In his Telegraph column, Liam Halligan looks at two significant lessons from the Great Depression that continue to be ignored:  the need for banks to disclose their balance sheets and the need for a Pecora Commission to truly understand what went wrong.
it strikes me there are at least two stark lessons from the 1929 Wall Street crash, and the Great Depression which followed, that we all seem determined to ignore. 
In the early and mid-1930s, Franklin D. Roosevelt got hold of the “Wall Street titans” and showed them who was boss. Banks were forced, under threat of criminal prosecution, to disclose their full balance sheets. Those beyond repair were broken up. Famously, retail and investment banking were separated, root-and-branch, by the Glass-Steagall Act. 
FDR put in place a framework for the financial system built on the philosophy of transparency and principle of caveat emptor.

Under the philosophy of transparency, governments are responsible for ensuring that market participants have access to all the useful, relevant information in an appropriate, timely manner.

Under the principle of caveat emptor, investors have an incentive to use this information as they are responsible for all gains and losses on their investment exposures.
Compare that with today. In the US, Britain and elsewhere, the policy response ... has been infantile. Our “political leaders” are cowed by the money-men, caught between awe and financial dependence.
The result of this dependence has been legislation like the Dodd-Frank Act that would not have prevented the current financial crisis or the many scandals like Libor that have emerged since the beginning of the crisis.

The reason Dodd-Frank fails is it was passed before any analysis of the causes of the crisis was completed.

Had any analysis been done, it would have shown that the common characteristic of all the places in the financial system that experienced difficulty was opacity.  This includes structured finance securities and the banks [and now Libor].

Dodd-Frank does not address the issue of transparency from the perspective of the FDR Framework and ensuring that market participants have access to all the useful, relevant information.  As a result, it does not include something as basic as requiring the banks to disclose on an ongoing basis their current global asset, liability and off-balance sheet exposure details.

Instead, Dodd-Frank addresses transparency from Wall Street's opacity protection perspective.  It ignores valuation transparency, which is what is important for the proper functioning of the financial system, and focuses on price transparency.

If you cannot value a security, who cares what the last price paid or the current price offered for the security is?  If you cannot value a security, you are not investing, but rather blindly betting.
Many Western banks remain beyond full-audit.
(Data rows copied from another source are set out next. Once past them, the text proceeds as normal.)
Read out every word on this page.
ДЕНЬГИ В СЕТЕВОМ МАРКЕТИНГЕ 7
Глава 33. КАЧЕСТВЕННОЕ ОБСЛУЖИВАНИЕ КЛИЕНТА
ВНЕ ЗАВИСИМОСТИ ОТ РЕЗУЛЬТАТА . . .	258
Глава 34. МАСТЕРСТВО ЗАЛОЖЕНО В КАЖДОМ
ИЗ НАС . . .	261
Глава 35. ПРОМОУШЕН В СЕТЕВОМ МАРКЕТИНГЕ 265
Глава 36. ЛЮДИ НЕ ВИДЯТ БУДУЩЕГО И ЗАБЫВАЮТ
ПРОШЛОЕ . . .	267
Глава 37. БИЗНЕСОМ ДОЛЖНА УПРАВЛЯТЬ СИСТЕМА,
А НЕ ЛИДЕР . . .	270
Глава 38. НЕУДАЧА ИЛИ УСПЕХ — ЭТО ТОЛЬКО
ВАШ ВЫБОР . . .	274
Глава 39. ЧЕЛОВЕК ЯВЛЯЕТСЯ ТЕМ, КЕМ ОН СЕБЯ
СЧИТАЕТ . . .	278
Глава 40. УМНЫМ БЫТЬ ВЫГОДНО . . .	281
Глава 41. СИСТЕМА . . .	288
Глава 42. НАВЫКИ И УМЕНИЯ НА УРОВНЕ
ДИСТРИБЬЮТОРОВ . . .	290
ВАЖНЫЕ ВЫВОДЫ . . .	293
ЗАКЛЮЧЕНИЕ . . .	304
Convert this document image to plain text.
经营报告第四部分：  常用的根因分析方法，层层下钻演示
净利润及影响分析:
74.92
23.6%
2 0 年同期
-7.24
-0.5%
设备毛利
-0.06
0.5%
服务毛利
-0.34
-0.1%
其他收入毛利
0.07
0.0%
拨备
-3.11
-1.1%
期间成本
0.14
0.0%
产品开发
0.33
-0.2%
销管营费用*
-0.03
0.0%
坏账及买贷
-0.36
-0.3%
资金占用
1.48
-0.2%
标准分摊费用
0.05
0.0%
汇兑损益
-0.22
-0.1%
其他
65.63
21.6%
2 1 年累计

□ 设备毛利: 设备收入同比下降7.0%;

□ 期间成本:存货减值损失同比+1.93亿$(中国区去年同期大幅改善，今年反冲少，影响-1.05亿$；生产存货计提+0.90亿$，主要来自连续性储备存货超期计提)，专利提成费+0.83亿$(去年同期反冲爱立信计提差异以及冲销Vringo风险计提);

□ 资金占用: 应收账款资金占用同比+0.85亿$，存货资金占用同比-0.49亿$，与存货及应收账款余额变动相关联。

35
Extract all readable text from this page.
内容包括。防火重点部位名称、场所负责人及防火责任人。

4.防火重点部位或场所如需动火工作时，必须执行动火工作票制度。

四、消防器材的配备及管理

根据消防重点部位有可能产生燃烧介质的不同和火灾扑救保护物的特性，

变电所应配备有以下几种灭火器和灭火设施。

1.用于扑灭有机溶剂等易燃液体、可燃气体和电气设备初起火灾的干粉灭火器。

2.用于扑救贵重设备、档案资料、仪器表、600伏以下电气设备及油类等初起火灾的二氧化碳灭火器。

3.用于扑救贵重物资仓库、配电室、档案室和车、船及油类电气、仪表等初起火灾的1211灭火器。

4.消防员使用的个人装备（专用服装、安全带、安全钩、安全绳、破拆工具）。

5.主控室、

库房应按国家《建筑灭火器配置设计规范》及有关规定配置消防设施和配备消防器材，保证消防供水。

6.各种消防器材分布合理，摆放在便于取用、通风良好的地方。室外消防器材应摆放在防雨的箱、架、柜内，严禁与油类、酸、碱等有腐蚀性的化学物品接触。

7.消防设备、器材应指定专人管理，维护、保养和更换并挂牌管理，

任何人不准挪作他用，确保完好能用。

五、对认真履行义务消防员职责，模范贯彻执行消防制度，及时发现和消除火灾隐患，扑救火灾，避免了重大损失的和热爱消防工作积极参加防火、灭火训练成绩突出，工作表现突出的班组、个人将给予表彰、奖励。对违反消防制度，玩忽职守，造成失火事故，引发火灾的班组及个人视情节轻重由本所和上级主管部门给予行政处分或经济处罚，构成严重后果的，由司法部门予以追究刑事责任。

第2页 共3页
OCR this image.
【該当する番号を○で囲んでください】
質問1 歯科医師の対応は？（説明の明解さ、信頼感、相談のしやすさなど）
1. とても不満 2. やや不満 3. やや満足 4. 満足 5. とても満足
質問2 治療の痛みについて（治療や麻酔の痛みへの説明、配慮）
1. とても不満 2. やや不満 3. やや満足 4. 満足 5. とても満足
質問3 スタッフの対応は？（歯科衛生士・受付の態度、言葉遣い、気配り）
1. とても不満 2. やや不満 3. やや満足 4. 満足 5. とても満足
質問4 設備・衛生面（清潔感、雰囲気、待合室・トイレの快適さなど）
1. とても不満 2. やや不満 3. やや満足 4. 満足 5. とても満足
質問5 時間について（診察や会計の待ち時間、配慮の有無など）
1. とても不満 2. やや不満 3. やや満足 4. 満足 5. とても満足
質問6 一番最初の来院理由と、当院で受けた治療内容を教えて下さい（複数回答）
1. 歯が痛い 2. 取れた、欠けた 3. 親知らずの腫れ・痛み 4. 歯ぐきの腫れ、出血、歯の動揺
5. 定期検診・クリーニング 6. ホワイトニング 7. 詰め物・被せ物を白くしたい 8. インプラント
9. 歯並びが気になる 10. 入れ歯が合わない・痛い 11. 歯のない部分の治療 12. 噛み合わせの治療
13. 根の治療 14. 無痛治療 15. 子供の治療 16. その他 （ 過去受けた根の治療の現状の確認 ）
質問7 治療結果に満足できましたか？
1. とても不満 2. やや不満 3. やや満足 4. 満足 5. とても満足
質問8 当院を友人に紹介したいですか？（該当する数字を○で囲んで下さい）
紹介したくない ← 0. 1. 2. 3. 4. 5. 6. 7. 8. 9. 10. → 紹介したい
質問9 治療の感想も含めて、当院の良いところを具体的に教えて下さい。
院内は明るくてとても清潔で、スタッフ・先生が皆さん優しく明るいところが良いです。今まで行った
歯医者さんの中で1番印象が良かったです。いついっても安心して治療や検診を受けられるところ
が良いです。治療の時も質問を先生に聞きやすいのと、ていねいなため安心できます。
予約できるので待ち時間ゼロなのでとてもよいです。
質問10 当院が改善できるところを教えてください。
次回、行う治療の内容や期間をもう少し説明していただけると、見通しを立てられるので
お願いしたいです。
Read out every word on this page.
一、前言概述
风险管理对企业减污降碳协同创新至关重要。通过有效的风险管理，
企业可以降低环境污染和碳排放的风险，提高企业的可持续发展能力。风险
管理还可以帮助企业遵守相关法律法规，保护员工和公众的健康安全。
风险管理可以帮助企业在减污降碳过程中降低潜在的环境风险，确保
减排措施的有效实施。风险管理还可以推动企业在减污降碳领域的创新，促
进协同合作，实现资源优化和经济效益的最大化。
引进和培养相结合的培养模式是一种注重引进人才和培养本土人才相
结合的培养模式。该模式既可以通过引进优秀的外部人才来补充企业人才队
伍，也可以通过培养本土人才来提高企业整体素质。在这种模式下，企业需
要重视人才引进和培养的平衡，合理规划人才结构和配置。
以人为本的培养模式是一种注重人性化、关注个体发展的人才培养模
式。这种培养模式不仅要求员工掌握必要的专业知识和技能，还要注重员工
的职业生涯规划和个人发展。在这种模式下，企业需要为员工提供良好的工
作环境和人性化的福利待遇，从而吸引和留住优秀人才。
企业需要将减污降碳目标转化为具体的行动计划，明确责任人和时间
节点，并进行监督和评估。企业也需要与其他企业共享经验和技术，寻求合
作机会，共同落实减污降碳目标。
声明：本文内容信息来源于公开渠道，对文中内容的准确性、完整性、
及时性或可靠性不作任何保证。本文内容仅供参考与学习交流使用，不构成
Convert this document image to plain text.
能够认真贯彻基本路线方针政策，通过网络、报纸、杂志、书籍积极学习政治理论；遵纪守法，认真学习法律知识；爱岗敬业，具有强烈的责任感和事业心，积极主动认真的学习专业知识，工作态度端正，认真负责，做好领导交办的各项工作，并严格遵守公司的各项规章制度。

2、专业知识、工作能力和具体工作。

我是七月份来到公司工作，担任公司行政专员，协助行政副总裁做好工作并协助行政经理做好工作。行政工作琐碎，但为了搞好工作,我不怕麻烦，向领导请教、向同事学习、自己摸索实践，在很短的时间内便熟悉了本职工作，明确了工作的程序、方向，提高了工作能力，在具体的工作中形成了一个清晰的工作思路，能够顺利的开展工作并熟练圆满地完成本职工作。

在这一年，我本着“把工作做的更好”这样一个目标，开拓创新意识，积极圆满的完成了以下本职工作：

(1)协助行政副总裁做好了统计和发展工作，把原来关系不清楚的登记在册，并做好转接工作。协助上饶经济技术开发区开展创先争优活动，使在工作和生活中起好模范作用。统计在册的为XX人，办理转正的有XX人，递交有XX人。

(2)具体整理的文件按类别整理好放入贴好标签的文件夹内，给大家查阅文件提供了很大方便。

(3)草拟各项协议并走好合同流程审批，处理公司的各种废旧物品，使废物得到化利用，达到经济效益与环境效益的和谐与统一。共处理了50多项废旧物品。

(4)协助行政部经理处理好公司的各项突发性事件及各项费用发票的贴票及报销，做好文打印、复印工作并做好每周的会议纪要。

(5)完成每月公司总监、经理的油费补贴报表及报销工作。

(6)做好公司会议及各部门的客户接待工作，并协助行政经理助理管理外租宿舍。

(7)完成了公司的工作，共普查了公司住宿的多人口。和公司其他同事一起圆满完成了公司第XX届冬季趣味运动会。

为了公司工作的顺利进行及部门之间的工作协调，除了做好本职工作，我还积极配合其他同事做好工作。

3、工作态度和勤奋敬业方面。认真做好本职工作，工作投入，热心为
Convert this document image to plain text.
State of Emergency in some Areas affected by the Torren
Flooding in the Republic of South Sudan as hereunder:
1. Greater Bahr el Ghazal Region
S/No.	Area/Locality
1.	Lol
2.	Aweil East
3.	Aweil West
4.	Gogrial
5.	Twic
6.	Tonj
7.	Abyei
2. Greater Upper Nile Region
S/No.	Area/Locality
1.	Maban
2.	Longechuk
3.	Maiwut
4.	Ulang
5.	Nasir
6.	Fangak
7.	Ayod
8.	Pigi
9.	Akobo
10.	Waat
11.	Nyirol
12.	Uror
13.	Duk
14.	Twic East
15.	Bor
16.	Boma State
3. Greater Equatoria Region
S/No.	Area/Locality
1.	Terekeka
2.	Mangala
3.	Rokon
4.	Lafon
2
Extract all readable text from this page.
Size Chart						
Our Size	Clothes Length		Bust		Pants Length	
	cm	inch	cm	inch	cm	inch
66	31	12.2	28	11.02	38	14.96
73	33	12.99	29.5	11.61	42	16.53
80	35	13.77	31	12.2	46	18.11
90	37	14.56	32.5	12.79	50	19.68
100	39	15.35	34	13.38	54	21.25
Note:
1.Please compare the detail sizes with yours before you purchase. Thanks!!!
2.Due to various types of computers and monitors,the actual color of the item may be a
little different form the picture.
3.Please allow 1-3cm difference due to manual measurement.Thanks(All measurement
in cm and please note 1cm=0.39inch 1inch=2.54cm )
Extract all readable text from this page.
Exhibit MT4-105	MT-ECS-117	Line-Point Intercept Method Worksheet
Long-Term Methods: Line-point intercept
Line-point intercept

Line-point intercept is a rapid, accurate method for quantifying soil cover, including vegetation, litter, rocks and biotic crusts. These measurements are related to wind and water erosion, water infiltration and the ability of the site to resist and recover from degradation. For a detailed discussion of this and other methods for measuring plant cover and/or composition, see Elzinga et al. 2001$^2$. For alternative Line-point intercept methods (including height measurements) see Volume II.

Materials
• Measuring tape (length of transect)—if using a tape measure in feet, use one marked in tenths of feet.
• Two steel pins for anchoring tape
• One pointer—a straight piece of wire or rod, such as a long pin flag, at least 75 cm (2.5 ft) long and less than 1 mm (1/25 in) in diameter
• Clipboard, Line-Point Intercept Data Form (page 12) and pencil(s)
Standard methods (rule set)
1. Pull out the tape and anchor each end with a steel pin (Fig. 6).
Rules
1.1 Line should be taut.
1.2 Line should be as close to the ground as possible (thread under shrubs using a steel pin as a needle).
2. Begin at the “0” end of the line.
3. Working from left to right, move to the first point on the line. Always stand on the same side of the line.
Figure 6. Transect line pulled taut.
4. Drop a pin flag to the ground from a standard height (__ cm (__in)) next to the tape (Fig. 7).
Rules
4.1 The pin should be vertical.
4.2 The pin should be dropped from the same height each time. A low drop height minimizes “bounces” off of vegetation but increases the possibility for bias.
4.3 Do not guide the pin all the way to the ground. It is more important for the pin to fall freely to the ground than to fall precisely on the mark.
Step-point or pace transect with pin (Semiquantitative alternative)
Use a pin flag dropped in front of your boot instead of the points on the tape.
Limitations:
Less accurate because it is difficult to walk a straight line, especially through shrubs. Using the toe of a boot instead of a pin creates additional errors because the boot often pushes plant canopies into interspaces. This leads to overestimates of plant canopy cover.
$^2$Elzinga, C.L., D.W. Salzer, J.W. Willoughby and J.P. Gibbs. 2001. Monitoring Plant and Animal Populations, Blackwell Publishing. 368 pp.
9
Those guilty of serious “white collar crime” have sailed away, their riches intact, leaving nothing in their wake but financial and human destruction. 
This is a direct result of the policies pursued since the beginning of the financial crisis.

In the desperation to 'save' the banks, financial regulators and policymakers failed to ask such basic questions as 'what is the source of trust in the financial system' or 'are bank bailouts necessary given the existence of deposit guarantees and access to central bank funding'.
Where is our modern-day Pecora Commission – the Congressional hearings held in the 1930s that unearthed and demystified the frauds, scams and abuses that culminated in the Wall Street crash? Where is our “truth and reconciliation commission” to get to the bottom of what happened, punish the guilty and stop “sub-prime” happening again? 
A former assistant district attorney from New York, Ferdinand Pecora had intellect and stamina in abundance. His relentless and expert grilling of bankers and regulators, fully open to the public, electrified Depression-era America. Pecora was the immigrant son of a Sicilian cobbler, outside the establishment, which is why his investigation was fearless and, ultimately, effective. 
The famous financiers and banking scions, they didn’t faze Pecora. His probings exposed the murkiest corners of Wall Street, catalysing genuine reforms and restoring public trust in bankers and banking, so laying the foundations for America’s post-war prosperity and financial stability. 
Back in the present, the UK’s Treasury Select Committee, under-resourced and appointed by party whips, has tried and failed to lay a hand on the bankers. Now, a parliamentary committee is to more fully investigate “Liborgate”, but only after having been stripped of several members of the Treasury committee who have displayed a detailed knowledge of banking. With the best will in the world, it just isn’t going to work. But perhaps that’s the point.
Our political leaders refuse to take the basic step of funding an independent inquiry with strong investigative skills to fully investigate the causes of the Great Recession.


Money?  It cannot be for want of saving a few taxpayer dollars as no expense has been spared to bailout the banks and preserve banker bonuses.

Fear?  Are the political leaders and financial regulators worried about what will be exposed?  The Nyberg Report on the Irish financial crisis has already showed that the political leaders, financial regulators and banks were in it together.

Personal greed?  As shown by former UK prime minister Tony Blair, where else but the banks is a politician going to go to earn 2.5 million pounds per year as a part-time senior advisor?